A US terrorism expert has revealed that suicide attacks by women in Iraq are bound to increase in the coming days because of the terrorists' increasing reliance on women bombers.
"Between January and April, there were 12 suicide attacks by women in Iraq. That marks an exponential increase," Farhana Ali, a US international policy analyst of Pakistani origin, told AFP after a symposium on terrorism at the American Psychiatric Association's annual meeting in Washington.
Twelve women carried out suicide attacks in Iraq in the first few months of this year compared with 11 between 2003 and 2007, according to Ali.
"So long as this conflict continues, you will see greater instability in Iraq and women will be greatly victimized -- you will see more women in Iraq choose suicide terrorism in the next few months," she predicted, adding that she had warned US officials and policy makers of the threat since 2005.

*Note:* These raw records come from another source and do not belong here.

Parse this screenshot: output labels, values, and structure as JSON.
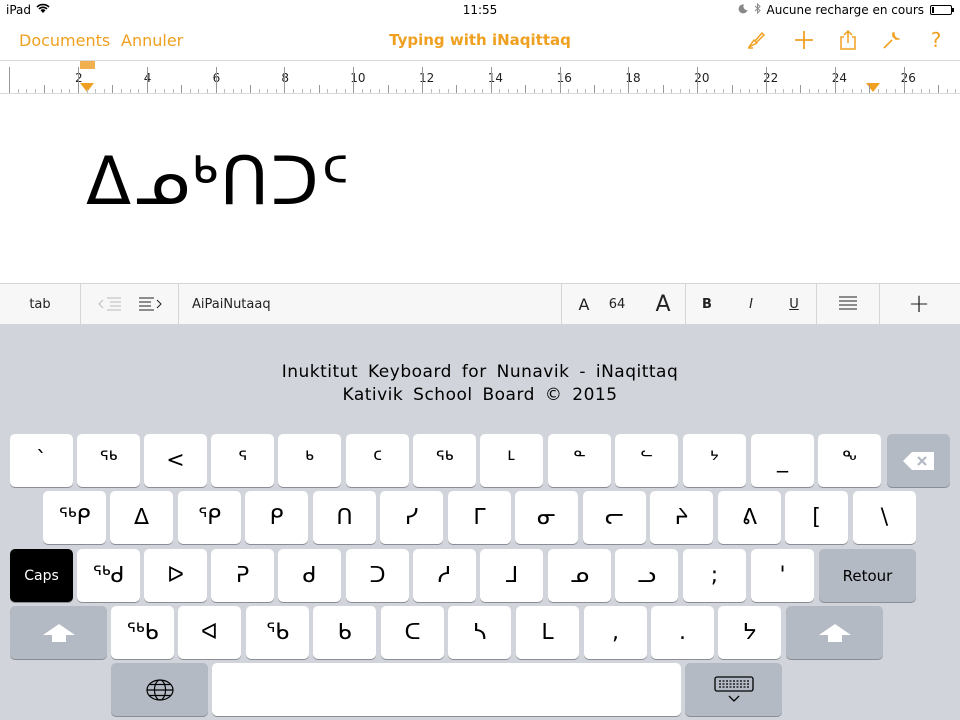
{
  "status": {
    "device": "iPad",
    "time": "11:55",
    "charging": "Aucune recharge en cours",
    "battery_level": 0.1
  },
  "nav": {
    "left_buttons": [
      "Documents",
      "Annuler"
    ],
    "title": "Typing with iNaqittaq",
    "icons": [
      "paintbrush-icon",
      "plus-icon",
      "share-icon",
      "wrench-icon",
      "help-icon"
    ],
    "help_label": "?",
    "accent": "#f0a020"
  },
  "ruler": {
    "numbers": [
      "2",
      "4",
      "6",
      "8",
      "10",
      "12",
      "14",
      "16",
      "18",
      "20",
      "22",
      "24",
      "26"
    ]
  },
  "document": {
    "text": "ᐃᓄᒃᑎᑐᑦ"
  },
  "format_bar": {
    "tab": "tab",
    "style_name": "AiPaiNutaaq",
    "font_small": "A",
    "font_size": "64",
    "font_large": "A",
    "bold": "B",
    "italic": "I",
    "underline": "U",
    "insert": "+"
  },
  "keyboard": {
    "credit_line1": "Inuktitut Keyboard for Nunavik - iNaqittaq",
    "credit_line2": "Kativik School Board © 2015",
    "row1": [
      "`",
      "ᖅ",
      "<",
      "ᕐ",
      "ᒃ",
      "ᑦ",
      "ᕐᒃ",
      "ᒻ",
      "ᓐ",
      "ᓪ",
      "ᔾ",
      "_",
      "ᖕ"
    ],
    "row2": [
      "ᖅᑭ",
      "ᐃ",
      "ᕿ",
      "ᑭ",
      "ᑎ",
      "ᓯ",
      "ᒥ",
      "ᓂ",
      "ᓕ",
      "ᔨ",
      "ᕕ",
      "[",
      "\\"
    ],
    "row3": [
      "ᖅᑯ",
      "ᐅ",
      "ᕈ",
      "ᑯ",
      "ᑐ",
      "ᓱ",
      "ᒧ",
      "ᓄ",
      "ᓗ",
      ";",
      "'"
    ],
    "row4": [
      "ᖅᑲ",
      "ᐊ",
      "ᖃ",
      "ᑲ",
      "ᑕ",
      "ᓴ",
      "ᒪ",
      ",",
      ".",
      "ᔭ"
    ],
    "caps": "Caps",
    "retour": "Retour"
  }
}
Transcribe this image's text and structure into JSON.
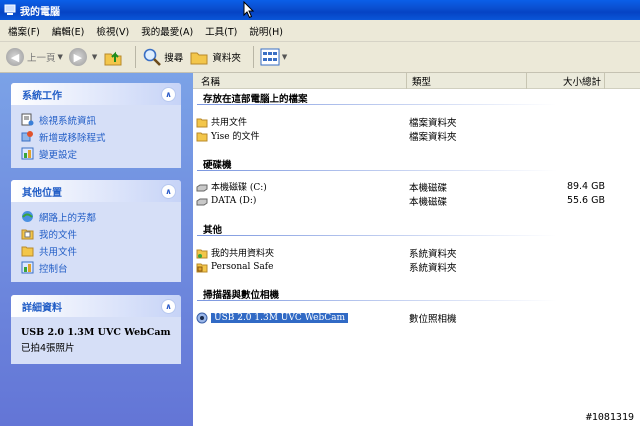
{
  "window": {
    "title": "我的電腦"
  },
  "menu": [
    "檔案(F)",
    "編輯(E)",
    "檢視(V)",
    "我的最愛(A)",
    "工具(T)",
    "說明(H)"
  ],
  "toolbar": {
    "back": "上一頁",
    "search": "搜尋",
    "folders": "資料夾"
  },
  "columns": {
    "name": "名稱",
    "type": "類型",
    "size": "大小總計"
  },
  "tasks": {
    "system": {
      "title": "系統工作",
      "items": [
        "檢視系統資訊",
        "新增或移除程式",
        "變更設定"
      ]
    },
    "other": {
      "title": "其他位置",
      "items": [
        "網路上的芳鄰",
        "我的文件",
        "共用文件",
        "控制台"
      ]
    },
    "details": {
      "title": "詳細資料",
      "name": "USB 2.0 1.3M UVC WebCam",
      "info": "已拍4張照片"
    }
  },
  "groups": {
    "files": {
      "title": "存放在這部電腦上的檔案",
      "rows": [
        {
          "name": "共用文件",
          "type": "檔案資料夾"
        },
        {
          "name": "Yise 的文件",
          "type": "檔案資料夾"
        }
      ]
    },
    "drives": {
      "title": "硬碟機",
      "rows": [
        {
          "name": "本機磁碟 (C:)",
          "type": "本機磁碟",
          "size": "89.4 GB"
        },
        {
          "name": "DATA (D:)",
          "type": "本機磁碟",
          "size": "55.6 GB"
        }
      ]
    },
    "other": {
      "title": "其他",
      "rows": [
        {
          "name": "我的共用資料夾",
          "type": "系統資料夾"
        },
        {
          "name": "Personal Safe",
          "type": "系統資料夾"
        }
      ]
    },
    "scanners": {
      "title": "掃描器與數位相機",
      "rows": [
        {
          "name": "USB 2.0 1.3M UVC WebCam",
          "type": "數位照相機"
        }
      ]
    }
  },
  "watermark": "#1081319",
  "colors": {
    "titlebar": "#0a4fd0",
    "taskpane": "#7ba2e7",
    "selection": "#316ac5"
  }
}
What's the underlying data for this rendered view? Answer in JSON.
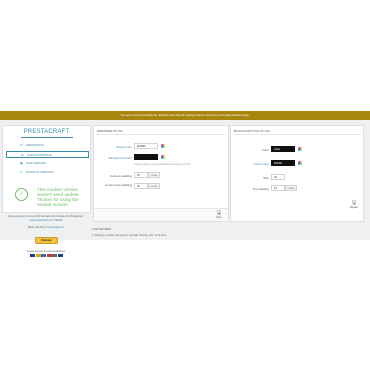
{
  "banner": {
    "message": "You are running Ventidevno. Please note that all settings will be saved by unmodal standard step."
  },
  "sidebar": {
    "logo": "PRESTACRAFT",
    "items": [
      {
        "icon": "✉",
        "label": "MARKETING",
        "active": false
      },
      {
        "icon": "⚙",
        "label": "CONFIGURATION",
        "active": true
      },
      {
        "icon": "▣",
        "label": "OUR ADDONS",
        "active": false
      },
      {
        "icon": "↻",
        "label": "MODULE UPDATES",
        "active": false
      }
    ],
    "status_message": "This module version doesn't need update. Thanks for using the newest version",
    "notes": {
      "line1": "Have a look at my blog with tutorials and modules for Prestashop:",
      "link": "www.prestacraft.com",
      "line1_tail": "Thanks",
      "line2_prefix": "Made with",
      "line2_suffix": "by",
      "line2_link": "Prestacraft.com"
    },
    "donate_label": "Donate",
    "support_text": "Create Support Prestacraft Modules"
  },
  "panel_left": {
    "title": "WRAPPER STYLE",
    "fields": [
      {
        "label": "Popup color",
        "value": "#ebf9f0",
        "highlight": true,
        "type": "color"
      },
      {
        "label": "Background color",
        "value": "#000000",
        "highlight": true,
        "type": "color-dark"
      }
    ],
    "hint": "Leave empty to use the transparent background color",
    "paddings": [
      {
        "label": "Content padding",
        "value": "20",
        "unit": "pixels"
      },
      {
        "label": "Content top padding",
        "value": "40",
        "unit": "pixels"
      }
    ],
    "save_label": "Save"
  },
  "panel_right": {
    "title": "BLOCKS BUTTON STYLE",
    "fields": [
      {
        "label": "Color",
        "value": "white",
        "highlight": false,
        "type": "color-dark"
      },
      {
        "label": "Hover color",
        "value": "#f4f4f4",
        "highlight": true,
        "type": "color-dark"
      }
    ],
    "sizes": [
      {
        "label": "Size",
        "value": "20",
        "unit": ""
      },
      {
        "label": "Top padding",
        "value": "15",
        "unit": "pixels"
      }
    ],
    "save_label": "Migrate"
  },
  "keywords": {
    "title": "KEYWORDS",
    "line": "Shipping, Ostatní, Remapper, Kontakt, Stranky. EN: 1.2.3 Free"
  },
  "colors": {
    "banner": "#a8850f",
    "accent": "#3b8aa6",
    "success": "#6dbf63"
  }
}
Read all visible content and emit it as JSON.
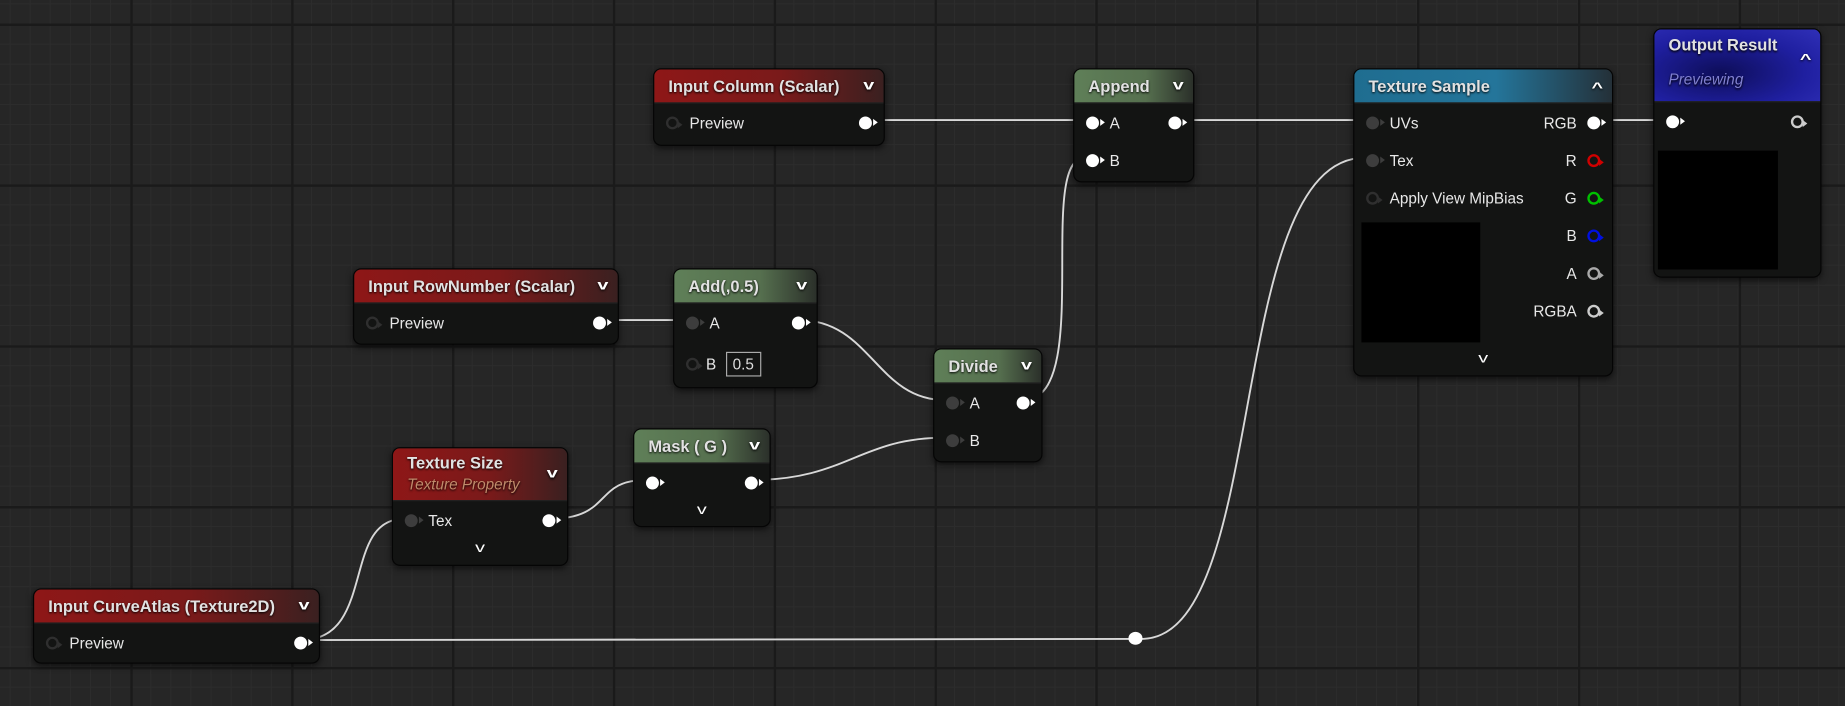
{
  "colors": {
    "input_header": "#8e1717",
    "math_header": "#5f7f58",
    "texture_header": "#1f6d90",
    "output_header": "#1f1fa0",
    "wire": "#d8d8d8",
    "pin_r": "#d00000",
    "pin_g": "#00c000",
    "pin_b": "#0010e0"
  },
  "nodes": {
    "input_column": {
      "title": "Input Column (Scalar)",
      "pin": "Preview"
    },
    "append": {
      "title": "Append",
      "pin_a": "A",
      "pin_b": "B"
    },
    "texture_sample": {
      "title": "Texture Sample",
      "inputs": [
        "UVs",
        "Tex",
        "Apply View MipBias"
      ],
      "outputs": [
        "RGB",
        "R",
        "G",
        "B",
        "A",
        "RGBA"
      ]
    },
    "output_result": {
      "title": "Output Result",
      "subtitle": "Previewing"
    },
    "input_rownumber": {
      "title": "Input RowNumber (Scalar)",
      "pin": "Preview"
    },
    "add": {
      "title": "Add(,0.5)",
      "pin_a": "A",
      "pin_b": "B",
      "b_value": "0.5"
    },
    "divide": {
      "title": "Divide",
      "pin_a": "A",
      "pin_b": "B"
    },
    "mask": {
      "title": "Mask ( G )"
    },
    "texture_size": {
      "title": "Texture Size",
      "subtitle": "Texture Property",
      "pin": "Tex"
    },
    "input_curveatlas": {
      "title": "Input CurveAtlas (Texture2D)",
      "pin": "Preview"
    }
  },
  "icons": {
    "collapse": "chevron-down-icon",
    "expand": "chevron-up-icon"
  }
}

"It's only in the past two months that we have given serious attention to this issue. Why? Because female attackers in Iraq are hurting our efforts for peace and stability in that country," she said.
Ali, who worked as an adviser to the US government before joining the private sector as an international policy analyst, blamed the rise in female suicide bombers largely on the marginalization of Iraqi women since the US invasion in 2003.
"Iraqi women, slowly, over the course of the conflict have been marginalized," she told AFP.